What we can say about his policy stance is that his platform mixes leftist welfare policies with tough measures on immigration and conservative social views. Above all, though, particular homage is paid to the unspecified notion of ‘good governance’ as a way to rebuild lost trust. This trust is kept hostage by incumbent actors who have ‘become detached from their core task’, paving the road for their own inevitable failure. Isolating systemic inefficiencies in this way, Omtzigt’s authority is bolstered under the mantle that ‘we were not in power so we’re not responsible.’ The UK’s Labour Party, out of power for thirteen tumultuous years, has also started to adopt this mantra in its novelty-fueled approach to campaigning. It will undoubtedly saturate much of their message throughout next year’s anticipated general election. But what’s to say that this aim to evoke ‘the people’ en masse doesn’t betray Omtzigt as more of a ‘catch-all’ politician? For one, the Dutch system has little time for the catch-all impulse, given the nuance and variety it permits in its government’s coalitions. A premiership by one party alone is near impossible. Second, while many populist movements align themselves to traditional conceptions of either the ‘left’ or ‘right’, the ‘left’/’right’ cleavage itself is often exploited by populists for the part that it has played in generating societal dissatisfaction with ‘status quo’ politics. In their broadly-appealing, vastly-signifying, largely single-issue campaigns, populists have developed an impression of transcending left and right while effectively positioning themselves as radical ‘anti-establishment’ alternatives to current apathy. Populism, then - arguably in astute awareness of its defiant lack of content - has the power to carve a place for itself roughly at (what now seems to be) the centre.

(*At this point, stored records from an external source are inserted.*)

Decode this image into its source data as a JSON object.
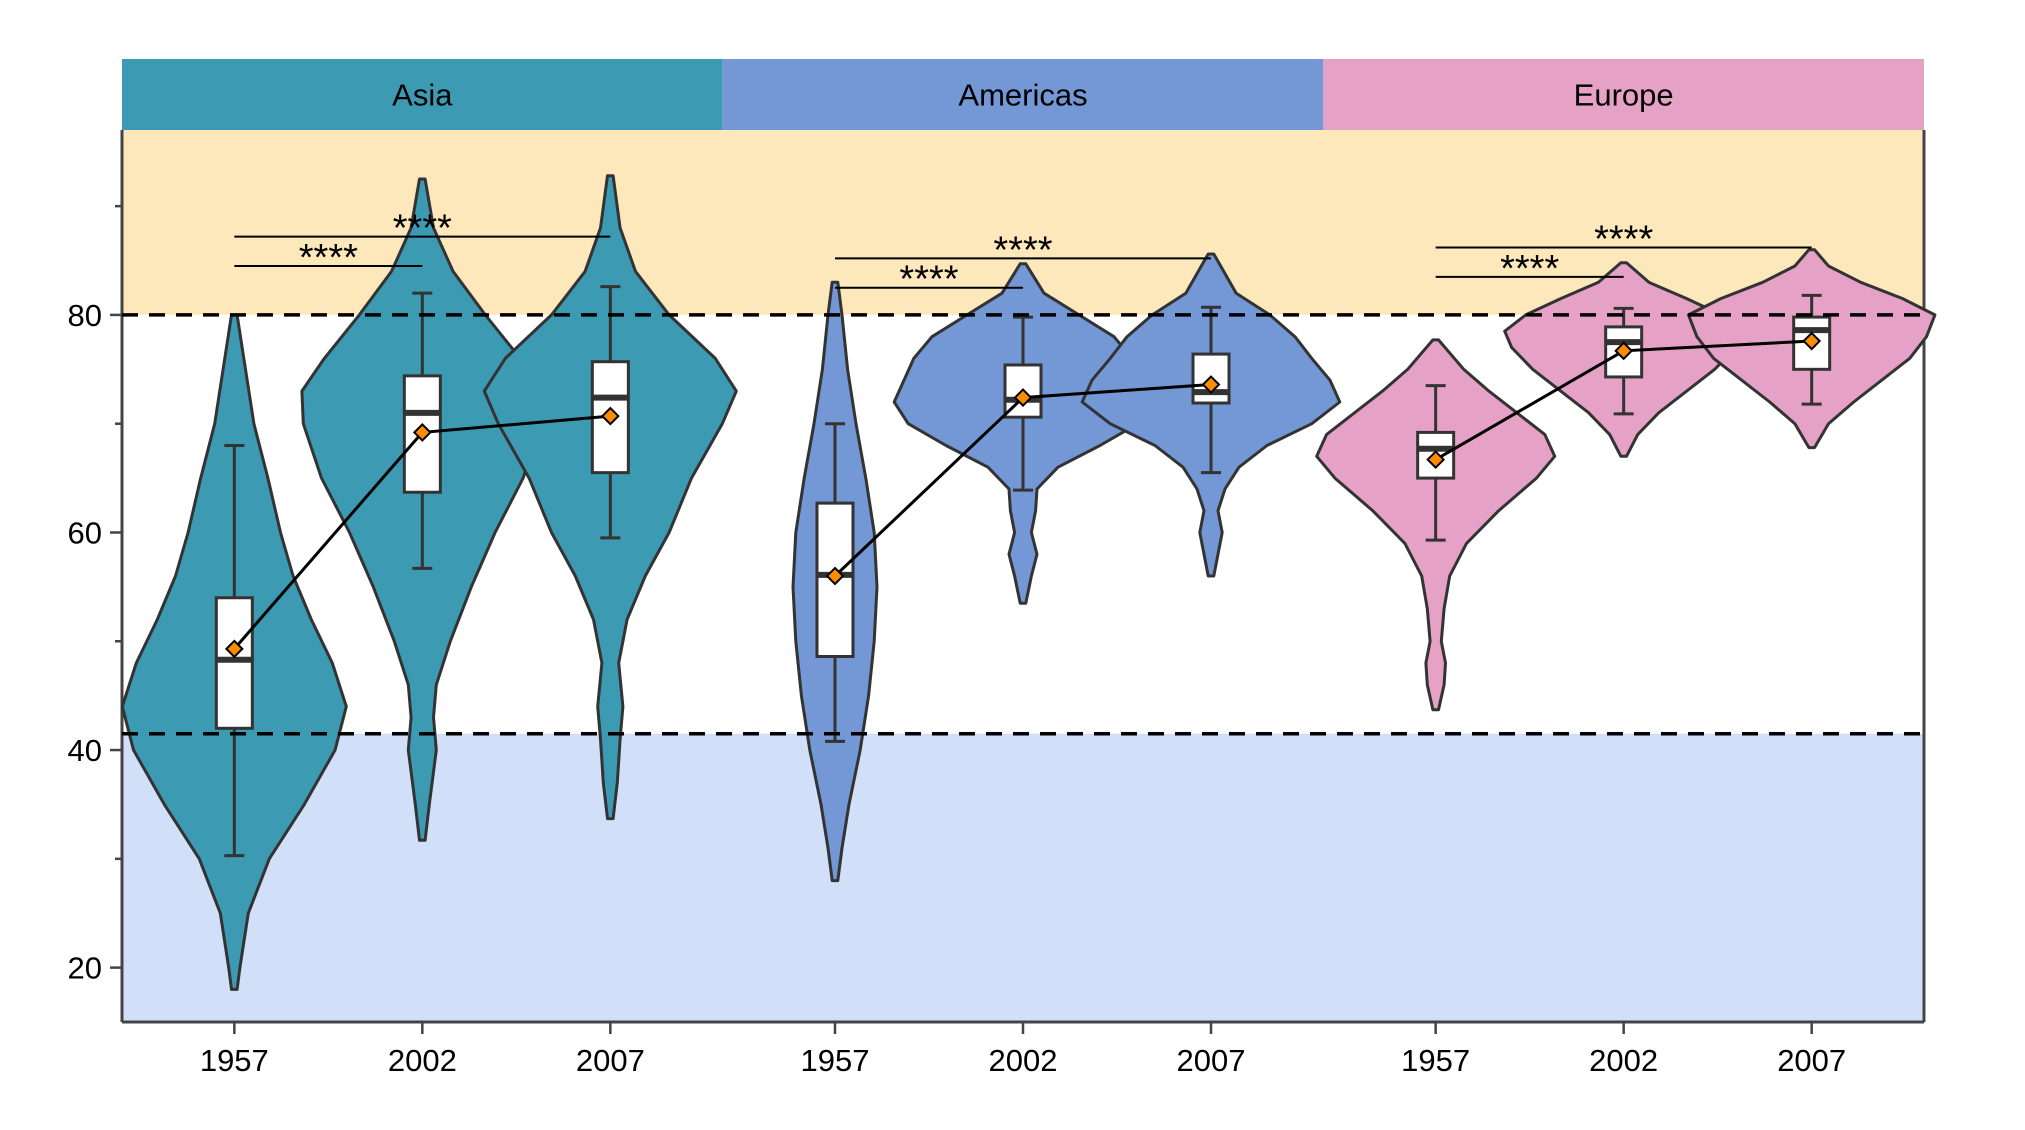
{
  "chart_data": {
    "type": "violin",
    "facets": [
      "Asia",
      "Americas",
      "Europe"
    ],
    "facet_colors": {
      "Asia": "#3d9ab3",
      "Americas": "#7497d6",
      "Europe": "#e6a2c6"
    },
    "x_categories": [
      "1957",
      "2002",
      "2007"
    ],
    "ylim": [
      15,
      97
    ],
    "yticks": [
      20,
      40,
      60,
      80
    ],
    "minor_yticks": [
      30,
      50,
      70,
      90
    ],
    "xlabel": "",
    "ylabel": "",
    "bands": [
      {
        "from": 80,
        "to": 97,
        "color": "#fde8bb"
      },
      {
        "from": 15,
        "to": 41.5,
        "color": "#d2dff8"
      }
    ],
    "reference_lines": [
      80,
      41.5
    ],
    "mean_marker_color": "#ff8c00",
    "significance": [
      {
        "facet": "Asia",
        "from": "1957",
        "to": "2002",
        "label": "****",
        "y": 84.5
      },
      {
        "facet": "Asia",
        "from": "1957",
        "to": "2007",
        "label": "****",
        "y": 87.2
      },
      {
        "facet": "Americas",
        "from": "1957",
        "to": "2002",
        "label": "****",
        "y": 82.5
      },
      {
        "facet": "Americas",
        "from": "1957",
        "to": "2007",
        "label": "****",
        "y": 85.2
      },
      {
        "facet": "Europe",
        "from": "1957",
        "to": "2002",
        "label": "****",
        "y": 83.5
      },
      {
        "facet": "Europe",
        "from": "1957",
        "to": "2007",
        "label": "****",
        "y": 86.2
      }
    ],
    "groups": [
      {
        "facet": "Asia",
        "year": "1957",
        "min": 18.0,
        "max": 80.0,
        "box": {
          "whisker_low": 30.3,
          "q1": 42.0,
          "median": 48.3,
          "q3": 54.0,
          "whisker_high": 68.0
        },
        "mean": 49.3,
        "density": [
          [
            18,
            0.02
          ],
          [
            20,
            0.04
          ],
          [
            25,
            0.1
          ],
          [
            30,
            0.25
          ],
          [
            35,
            0.5
          ],
          [
            40,
            0.72
          ],
          [
            44,
            0.8
          ],
          [
            48,
            0.7
          ],
          [
            52,
            0.55
          ],
          [
            56,
            0.42
          ],
          [
            60,
            0.33
          ],
          [
            65,
            0.24
          ],
          [
            70,
            0.14
          ],
          [
            75,
            0.08
          ],
          [
            80,
            0.02
          ]
        ]
      },
      {
        "facet": "Asia",
        "year": "2002",
        "min": 31.7,
        "max": 92.5,
        "box": {
          "whisker_low": 56.7,
          "q1": 63.7,
          "median": 71.0,
          "q3": 74.4,
          "whisker_high": 82.0
        },
        "mean": 69.2,
        "density": [
          [
            31.7,
            0.02
          ],
          [
            35,
            0.05
          ],
          [
            38,
            0.08
          ],
          [
            40,
            0.1
          ],
          [
            43,
            0.08
          ],
          [
            46,
            0.1
          ],
          [
            50,
            0.2
          ],
          [
            55,
            0.35
          ],
          [
            60,
            0.52
          ],
          [
            65,
            0.72
          ],
          [
            70,
            0.85
          ],
          [
            73,
            0.86
          ],
          [
            76,
            0.7
          ],
          [
            80,
            0.45
          ],
          [
            84,
            0.22
          ],
          [
            88,
            0.08
          ],
          [
            92.5,
            0.02
          ]
        ]
      },
      {
        "facet": "Asia",
        "year": "2007",
        "min": 33.7,
        "max": 92.8,
        "box": {
          "whisker_low": 59.5,
          "q1": 65.5,
          "median": 72.4,
          "q3": 75.7,
          "whisker_high": 82.6
        },
        "mean": 70.7,
        "density": [
          [
            33.7,
            0.02
          ],
          [
            37,
            0.05
          ],
          [
            41,
            0.07
          ],
          [
            44,
            0.09
          ],
          [
            48,
            0.06
          ],
          [
            52,
            0.12
          ],
          [
            56,
            0.25
          ],
          [
            60,
            0.42
          ],
          [
            65,
            0.58
          ],
          [
            70,
            0.8
          ],
          [
            73,
            0.9
          ],
          [
            76,
            0.75
          ],
          [
            80,
            0.42
          ],
          [
            84,
            0.18
          ],
          [
            88,
            0.07
          ],
          [
            92.8,
            0.02
          ]
        ]
      },
      {
        "facet": "Americas",
        "year": "1957",
        "min": 28.0,
        "max": 83.0,
        "box": {
          "whisker_low": 40.8,
          "q1": 48.6,
          "median": 56.1,
          "q3": 62.7,
          "whisker_high": 70.0
        },
        "mean": 56.0,
        "density": [
          [
            28,
            0.02
          ],
          [
            31,
            0.05
          ],
          [
            35,
            0.1
          ],
          [
            40,
            0.18
          ],
          [
            45,
            0.24
          ],
          [
            50,
            0.28
          ],
          [
            55,
            0.3
          ],
          [
            60,
            0.28
          ],
          [
            65,
            0.22
          ],
          [
            70,
            0.15
          ],
          [
            75,
            0.09
          ],
          [
            80,
            0.05
          ],
          [
            83,
            0.02
          ]
        ]
      },
      {
        "facet": "Americas",
        "year": "2002",
        "min": 53.5,
        "max": 84.7,
        "box": {
          "whisker_low": 63.9,
          "q1": 70.6,
          "median": 72.2,
          "q3": 75.4,
          "whisker_high": 79.8
        },
        "mean": 72.4,
        "density": [
          [
            53.5,
            0.02
          ],
          [
            56,
            0.06
          ],
          [
            58,
            0.1
          ],
          [
            60,
            0.06
          ],
          [
            62,
            0.09
          ],
          [
            64,
            0.1
          ],
          [
            66,
            0.25
          ],
          [
            68,
            0.55
          ],
          [
            70,
            0.82
          ],
          [
            72,
            0.92
          ],
          [
            74,
            0.85
          ],
          [
            76,
            0.78
          ],
          [
            78,
            0.65
          ],
          [
            80,
            0.4
          ],
          [
            82,
            0.15
          ],
          [
            84.7,
            0.02
          ]
        ]
      },
      {
        "facet": "Americas",
        "year": "2007",
        "min": 56.0,
        "max": 85.6,
        "box": {
          "whisker_low": 65.5,
          "q1": 71.9,
          "median": 72.9,
          "q3": 76.4,
          "whisker_high": 80.7
        },
        "mean": 73.6,
        "density": [
          [
            56,
            0.02
          ],
          [
            58,
            0.05
          ],
          [
            60,
            0.08
          ],
          [
            62,
            0.05
          ],
          [
            64,
            0.1
          ],
          [
            66,
            0.2
          ],
          [
            68,
            0.4
          ],
          [
            70,
            0.72
          ],
          [
            72,
            0.92
          ],
          [
            74,
            0.85
          ],
          [
            76,
            0.72
          ],
          [
            78,
            0.6
          ],
          [
            80,
            0.42
          ],
          [
            82,
            0.18
          ],
          [
            85.6,
            0.02
          ]
        ]
      },
      {
        "facet": "Europe",
        "year": "1957",
        "min": 43.7,
        "max": 77.7,
        "box": {
          "whisker_low": 59.3,
          "q1": 65.0,
          "median": 67.7,
          "q3": 69.2,
          "whisker_high": 73.5
        },
        "mean": 66.7,
        "density": [
          [
            43.7,
            0.02
          ],
          [
            46,
            0.06
          ],
          [
            48,
            0.07
          ],
          [
            50,
            0.04
          ],
          [
            53,
            0.06
          ],
          [
            56,
            0.1
          ],
          [
            59,
            0.22
          ],
          [
            62,
            0.45
          ],
          [
            65,
            0.72
          ],
          [
            67,
            0.85
          ],
          [
            69,
            0.78
          ],
          [
            71,
            0.58
          ],
          [
            73,
            0.38
          ],
          [
            75,
            0.2
          ],
          [
            77.7,
            0.02
          ]
        ]
      },
      {
        "facet": "Europe",
        "year": "2002",
        "min": 67.0,
        "max": 84.8,
        "box": {
          "whisker_low": 70.9,
          "q1": 74.3,
          "median": 77.5,
          "q3": 78.9,
          "whisker_high": 80.6
        },
        "mean": 76.7,
        "density": [
          [
            67,
            0.02
          ],
          [
            69,
            0.1
          ],
          [
            71,
            0.25
          ],
          [
            73,
            0.45
          ],
          [
            75,
            0.65
          ],
          [
            77,
            0.8
          ],
          [
            78.5,
            0.85
          ],
          [
            80,
            0.7
          ],
          [
            81.5,
            0.45
          ],
          [
            83,
            0.18
          ],
          [
            84.8,
            0.02
          ]
        ]
      },
      {
        "facet": "Europe",
        "year": "2007",
        "min": 67.8,
        "max": 86.0,
        "box": {
          "whisker_low": 71.8,
          "q1": 75.0,
          "median": 78.6,
          "q3": 79.8,
          "whisker_high": 81.8
        },
        "mean": 77.6,
        "density": [
          [
            67.8,
            0.02
          ],
          [
            70,
            0.12
          ],
          [
            72,
            0.3
          ],
          [
            74,
            0.5
          ],
          [
            76,
            0.7
          ],
          [
            78,
            0.82
          ],
          [
            80,
            0.88
          ],
          [
            81.5,
            0.65
          ],
          [
            83,
            0.35
          ],
          [
            84.5,
            0.12
          ],
          [
            86,
            0.02
          ]
        ]
      }
    ]
  }
}
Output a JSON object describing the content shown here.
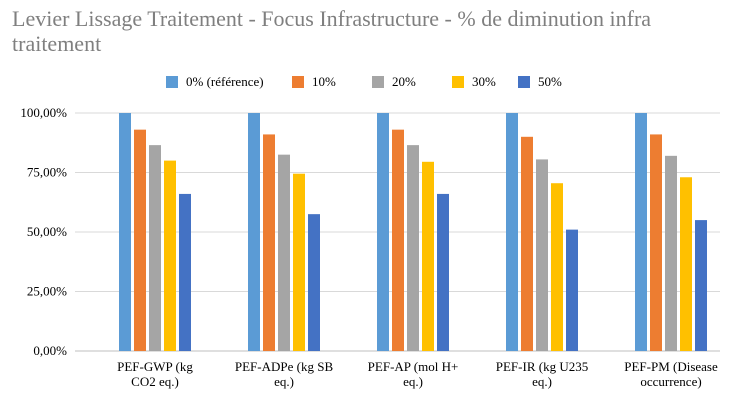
{
  "chart_data": {
    "type": "bar",
    "title": "Levier Lissage Traitement - Focus Infrastructure - % de diminution infra traitement",
    "categories": [
      [
        "PEF-GWP (kg",
        "CO2 eq.)"
      ],
      [
        "PEF-ADPe (kg SB",
        "eq.)"
      ],
      [
        "PEF-AP (mol H+",
        "eq.)"
      ],
      [
        "PEF-IR (kg U235",
        "eq.)"
      ],
      [
        "PEF-PM (Disease",
        "occurrence)"
      ]
    ],
    "series": [
      {
        "name": "0% (référence)",
        "color": "#5b9bd5",
        "values": [
          1.0,
          1.0,
          1.0,
          1.0,
          1.0
        ]
      },
      {
        "name": "10%",
        "color": "#ed7d31",
        "values": [
          0.93,
          0.91,
          0.93,
          0.9,
          0.91
        ]
      },
      {
        "name": "20%",
        "color": "#a5a5a5",
        "values": [
          0.865,
          0.825,
          0.865,
          0.805,
          0.82
        ]
      },
      {
        "name": "30%",
        "color": "#ffc000",
        "values": [
          0.8,
          0.745,
          0.795,
          0.705,
          0.73
        ]
      },
      {
        "name": "50%",
        "color": "#4472c4",
        "values": [
          0.66,
          0.575,
          0.66,
          0.51,
          0.55
        ]
      }
    ],
    "yticks": [
      "0,00%",
      "25,00%",
      "50,00%",
      "75,00%",
      "100,00%"
    ],
    "ylim": [
      0,
      1
    ],
    "grid": true,
    "legend_position": "top"
  }
}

What is now taking root in the Netherlands may be a concrete expression of attitudes seen raising their heads tentatively across our current Europe. While the first embodiment may be Omtzigt, we should remain watchful to identify potential successors. Ever reactionary, this populism speaks to an emerging ‘new normal’. An estimated one-third (32%) of Europeans now regularly cast an anti-establishment vote, compared to just 12% at the turn of the century. This influx sees populist candidates - today, overwhelmingly bearing far-right sympathies - ever more entrenched into Europe’s political mainstream. The case of Pieter Omtzigt’s rise issues much food for thought on the current state of the brick throwing’ compulsion. Are nascent groups of voters searching to square greater nuance with their anti-establishment loyalties? Indeed, as populism has set in, the unfortunate ‘classic’ mainstays of nativism, xenophobia and Euroscepticism need not be expected; to go so far beyond their core following, populists have had to diversify. If populism is so entrenched, has it had to become more complex, now having to react to itself, a new strain emerging to soothe the irritation of the first iteration, while, at the same time, reacting to the traditional, institutional ‘establishment’? Is it merely a matter of electoral strategy, a working ode to the adage ‘if you can’t beat them, join them’? Only time will tell.